Eram cerca das 9 horas, quando chego ao Estabelecimento Prisional de Custóias, no Porto. Na qualidade de Advogado, 1ªvez, 1º contacto com um mundo oculto, o dos criminosos, dos bandidos, porque quem está na prisão teve que cometer algum crime, sujeito a pena de prisão, ou, preenchidos os pressupostos da prisão preventiva, aguarda julgamento.
Identifico-me, sou sujeito ao detector de metais, e, abre-se a porta para o mundo oculto, onde visualizo uma prisão com capacidade para aproximadamente 700 reclusos, albergar quase o dobro; onde existem apenas 200 guardas prisionais para uma imensidão de reclusos; um orçamento reduzido para metade em 2012; onde a droga circula como quem toma um café diário; as violações sexuais (afirmadas peremptoriamente pelos guardas prisionais) são frequentes e incontroláveis, devido ao facto de não existirem câmaras de vídeo-vigilância nas celas, com mais incidência nos reclusos mais novos; as rixas constantes, num ambiente degradante e abrupto, onde a luta pela sobrevivência é o retrato, num espírito de vale tudo.
Passar pelos corredores, pelas alas ( existem 4 pavilhões, de A , dos presos preventivos, ao D, dos restantes reclusos a cumprir pena), deve ser das imagens mais próximas das vistas por um filme retratando as prisões, onde a desgraça, o fim, o desespero, a angústia, a decadência, a perda de direitos tão fundamentais, de quem vive sem liberdade retrata os seus quotidianos.
Curioso verificar que dentro da prisão existe uma padaria (onde reclusos fabricam o próprio pão que consomem - cerca de 5000 pães diários), uma barbearia (com a tradicional fotografia com uma "mulher nua"), oficina de mecânica e carpintaria, uma horta, ginásio (na minha opinião, eu não concordo, porque não acho uma coisa indispensável, e, que permita a designada ressocialização, acho mesmo que tem o efeito contrário), uma capela, estúdio, um supermercado (cada recluso tem um cartão e é premiado pelos bons comportamentos, e , pelos bons comportamentos vai obtendo compensações económicas, que lhe permitem, comprar, por exemplo, tabaco ou outras coisas de supermercado).

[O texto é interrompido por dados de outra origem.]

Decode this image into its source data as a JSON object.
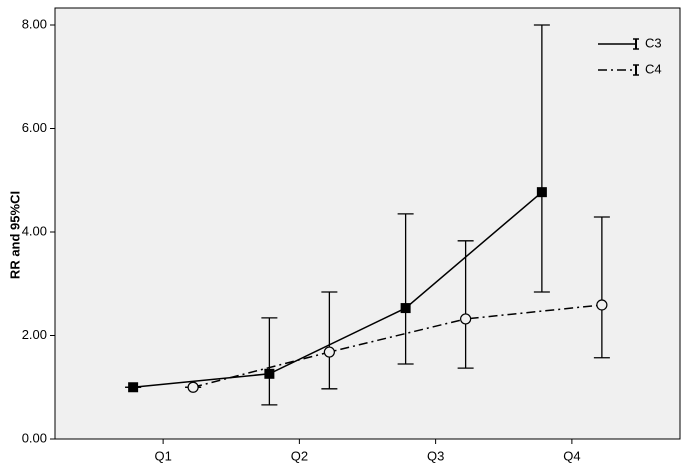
{
  "chart_data": {
    "type": "line",
    "y_label": "RR and 95%CI",
    "categories": [
      "Q1",
      "Q2",
      "Q3",
      "Q4"
    ],
    "series": [
      {
        "name": "C3",
        "color": "#000000",
        "line_style": "solid",
        "marker": "square",
        "values": [
          1.0,
          1.26,
          2.53,
          4.77
        ],
        "lower": [
          1.0,
          0.66,
          1.45,
          2.84
        ],
        "upper": [
          1.0,
          2.34,
          4.35,
          8.0
        ]
      },
      {
        "name": "C4",
        "color": "#000000",
        "line_style": "dashdot",
        "marker": "circle",
        "values": [
          1.0,
          1.68,
          2.32,
          2.59
        ],
        "lower": [
          1.0,
          0.97,
          1.37,
          1.57
        ],
        "upper": [
          1.0,
          2.84,
          3.83,
          4.29
        ]
      }
    ],
    "ylim": [
      0,
      8
    ],
    "yticks": [
      {
        "value": 0,
        "label": "0.00"
      },
      {
        "value": 2,
        "label": "2.00"
      },
      {
        "value": 4,
        "label": "4.00"
      },
      {
        "value": 6,
        "label": "6.00"
      },
      {
        "value": 8,
        "label": "8.00"
      }
    ],
    "legend": "top-right"
  }
}
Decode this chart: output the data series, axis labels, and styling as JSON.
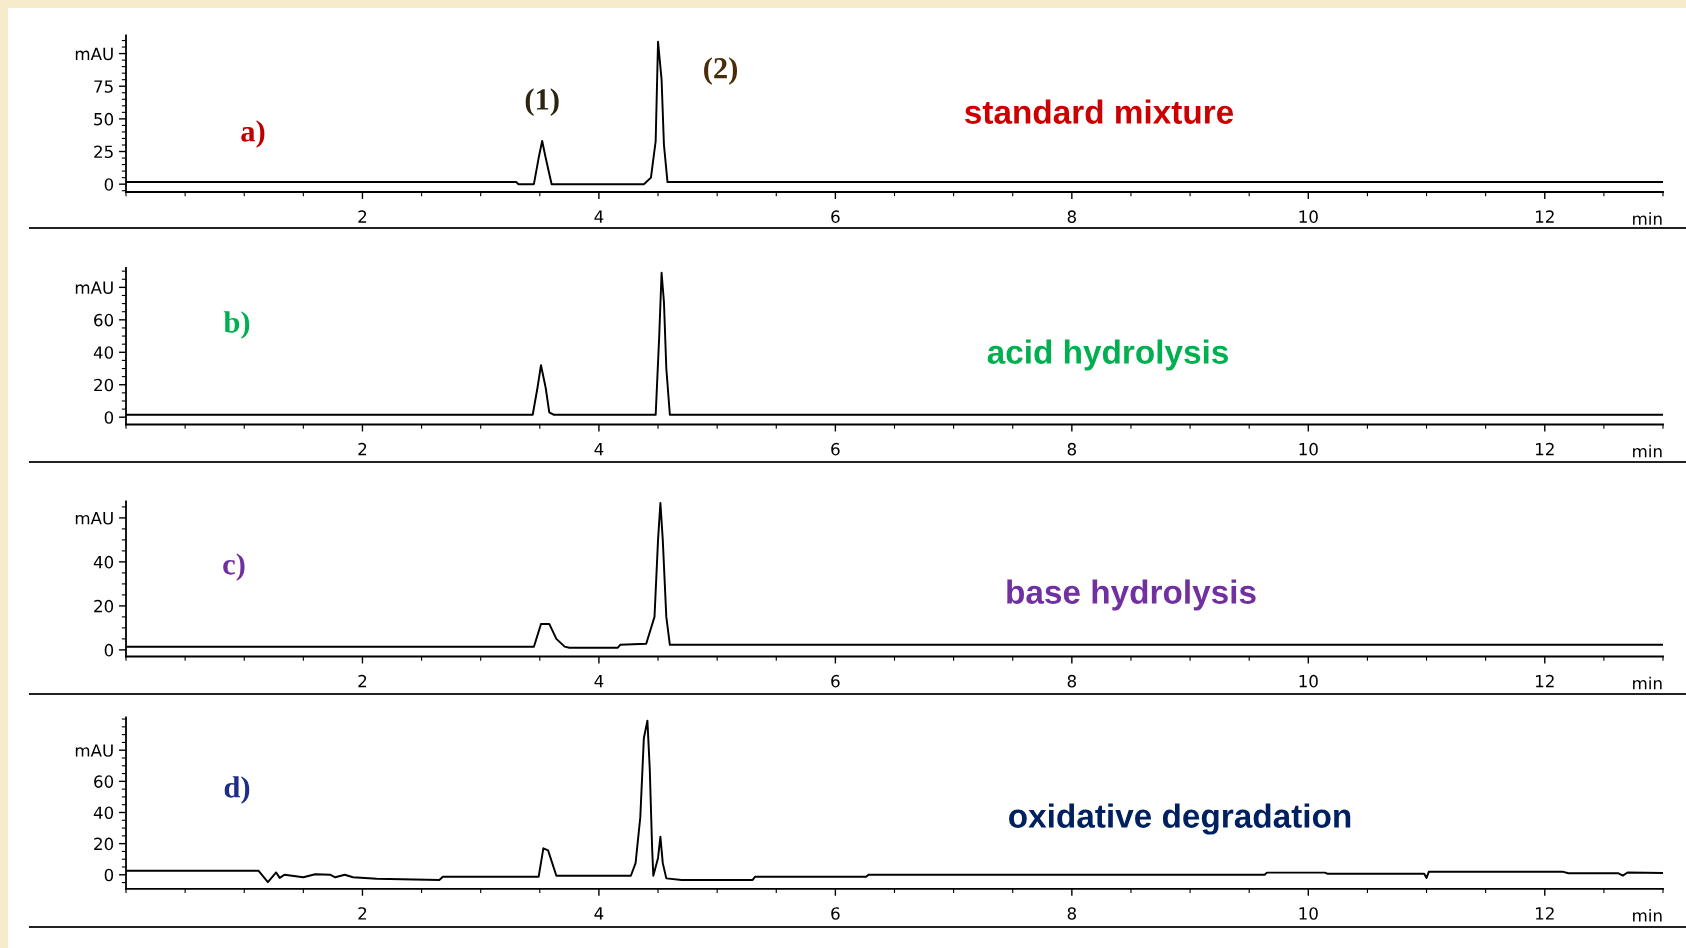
{
  "chart_data": [
    {
      "type": "line",
      "title": "standard mixture",
      "xlabel": "min",
      "annotations": [
        "a)",
        {
          "text": "(1)",
          "x": 3.52,
          "y": 33
        },
        {
          "text": "(2)",
          "x": 4.5,
          "y": 109
        }
      ],
      "xlim": [
        0,
        13
      ],
      "xticks": [
        2,
        4,
        6,
        8,
        10,
        12
      ],
      "ylim": [
        -6,
        114
      ],
      "yticks": [
        0,
        25,
        50,
        75,
        {
          "value": 100,
          "label": "mAU"
        }
      ],
      "grid": false,
      "legend": false,
      "x": [
        0,
        3.3,
        3.32,
        3.45,
        3.49,
        3.52,
        3.55,
        3.6,
        4.38,
        4.44,
        4.48,
        4.5,
        4.53,
        4.55,
        4.58,
        13
      ],
      "series": [
        {
          "color": "#000000",
          "values": [
            1.6,
            1.6,
            0,
            0,
            20,
            33,
            20,
            0,
            0,
            5,
            33,
            109,
            80,
            30,
            1.6,
            1.6
          ]
        }
      ]
    },
    {
      "type": "line",
      "title": "acid hydrolysis",
      "xlabel": "min",
      "annotations": [
        "b)"
      ],
      "xlim": [
        0,
        13
      ],
      "xticks": [
        2,
        4,
        6,
        8,
        10,
        12
      ],
      "ylim": [
        -4.5,
        92
      ],
      "yticks": [
        0,
        20,
        40,
        60,
        {
          "value": 80,
          "label": "mAU"
        }
      ],
      "grid": false,
      "legend": false,
      "x": [
        0,
        3.44,
        3.48,
        3.51,
        3.55,
        3.58,
        3.62,
        4.48,
        4.51,
        4.53,
        4.55,
        4.57,
        4.6,
        13
      ],
      "series": [
        {
          "color": "#000000",
          "values": [
            1.5,
            1.5,
            18,
            32,
            18,
            3,
            1.5,
            1.5,
            50,
            89,
            71,
            30,
            1.5,
            1.5
          ]
        }
      ]
    },
    {
      "type": "line",
      "title": "base hydrolysis",
      "xlabel": "min",
      "annotations": [
        "c)"
      ],
      "xlim": [
        0,
        13
      ],
      "xticks": [
        2,
        4,
        6,
        8,
        10,
        12
      ],
      "ylim": [
        -3,
        67.5
      ],
      "yticks": [
        0,
        20,
        40,
        {
          "value": 60,
          "label": "mAU"
        }
      ],
      "grid": false,
      "legend": false,
      "x": [
        0,
        3.45,
        3.51,
        3.58,
        3.64,
        3.71,
        3.75,
        4.16,
        4.18,
        4.4,
        4.47,
        4.5,
        4.52,
        4.54,
        4.57,
        4.6,
        13
      ],
      "series": [
        {
          "color": "#000000",
          "values": [
            1.4,
            1.4,
            11.8,
            11.8,
            5,
            1.5,
            1,
            1,
            2.3,
            2.8,
            15,
            50,
            66.8,
            50,
            15,
            2.3,
            2.3
          ]
        }
      ]
    },
    {
      "type": "line",
      "title": "oxidative degradation",
      "xlabel": "min",
      "annotations": [
        "d)"
      ],
      "xlim": [
        0,
        13
      ],
      "xticks": [
        2,
        4,
        6,
        8,
        10,
        12
      ],
      "ylim": [
        -9,
        101
      ],
      "yticks": [
        0,
        20,
        40,
        60,
        {
          "value": 80,
          "label": "mAU"
        }
      ],
      "grid": false,
      "legend": false,
      "x": [
        0,
        1.12,
        1.2,
        1.27,
        1.3,
        1.34,
        1.5,
        1.6,
        1.73,
        1.77,
        1.85,
        1.92,
        2.12,
        2.65,
        2.68,
        3.49,
        3.53,
        3.57,
        3.64,
        4.27,
        4.31,
        4.35,
        4.38,
        4.41,
        4.43,
        4.45,
        4.46,
        4.5,
        4.52,
        4.54,
        4.57,
        4.7,
        5.3,
        5.32,
        6.26,
        6.28,
        9.63,
        9.65,
        10.14,
        10.16,
        10.98,
        11.0,
        11.02,
        12.15,
        12.2,
        12.62,
        12.66,
        12.7,
        13
      ],
      "series": [
        {
          "color": "#000000",
          "values": [
            2.6,
            2.6,
            -4.7,
            1.5,
            -2,
            0,
            -1.6,
            0.3,
            0,
            -1.6,
            0,
            -1.6,
            -2.6,
            -3.4,
            -1.3,
            -1.3,
            17,
            15.7,
            -0.6,
            -0.6,
            7.5,
            37,
            87.7,
            99,
            68,
            17,
            -0.6,
            10.8,
            24.5,
            7.5,
            -2.3,
            -3.3,
            -3.3,
            -1.3,
            -1.3,
            0,
            0,
            1.4,
            1.4,
            0.7,
            0.7,
            -2,
            2,
            2,
            1,
            1,
            -0.5,
            1.5,
            1.2
          ]
        }
      ]
    }
  ]
}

O momento mais importante para o advogado é o contacto com o cliente, e, aí existe as salas para contacto. Curioso que quando se pergunta a um preso a razão de estar preso, ele responde: "culpa do advogado (e ainda têm a lata de dizer isto a outro Doutor, quando esquecem que um Advogado competente e diligente nunca diz mal de um colega de profissão, porque há deveres para ser cumpridos e devemos defender a classe, há deveres de urbanidade, probidade, lealdade e solidariedade para com os colegas de profissão)". Eles são todos bons rapazes! Partilho aqui um Julgamento que assiste de um homicído, onde uma das testemunhas dizia, acerca do arguido: " Ele é bom rapaz, mas quando não está bêbado". A bebida deve ter perdão, mas só se for no Código Deontológico dos alcoólicos anónimos, porque no Direito é para ser punida, e algumas testemunhas, quando prestam o juramento em tribunal, deviam saber que, no caso de faltarem à verdade, incorrem em responsabilidade criminal, e, mesmo assim, algumas mentem por todos os lados.
Por vezes, a posição do advogado é fácil de ser criticada, e, variados clientes querem apenas resultados, quando um advogado nunca pode comprometer-se com o resultado, apenas pode indicar cenários, estratégias e probabilidades, quem decide é o juíz.
Ainda na prisão, fala-se do recente suicídio de um jovem de 22 anos, ficando por justificar a razão de haver, cada vez mais, suicídios dentro dos estabelecimentos prisionais. As prisões não devem ser abandonadas, porque a falta de investimento nas mesmas e a falta de acompanhamento é um motivo de preocupação que deve ser estendido a todos os cidadãos, por razões de segurança nacional. Em conversa com o Director do estabelecimento, era afirmado que a capacidade está no limite, e, começa-se a temer a insegurança dentro das prisões. O crime aumenta a cada dia que passa.
Em suma, este é o pequeno retrato do mundo que vi. Hoje, mais 7 foram para Custóias em Prisão Preventiva.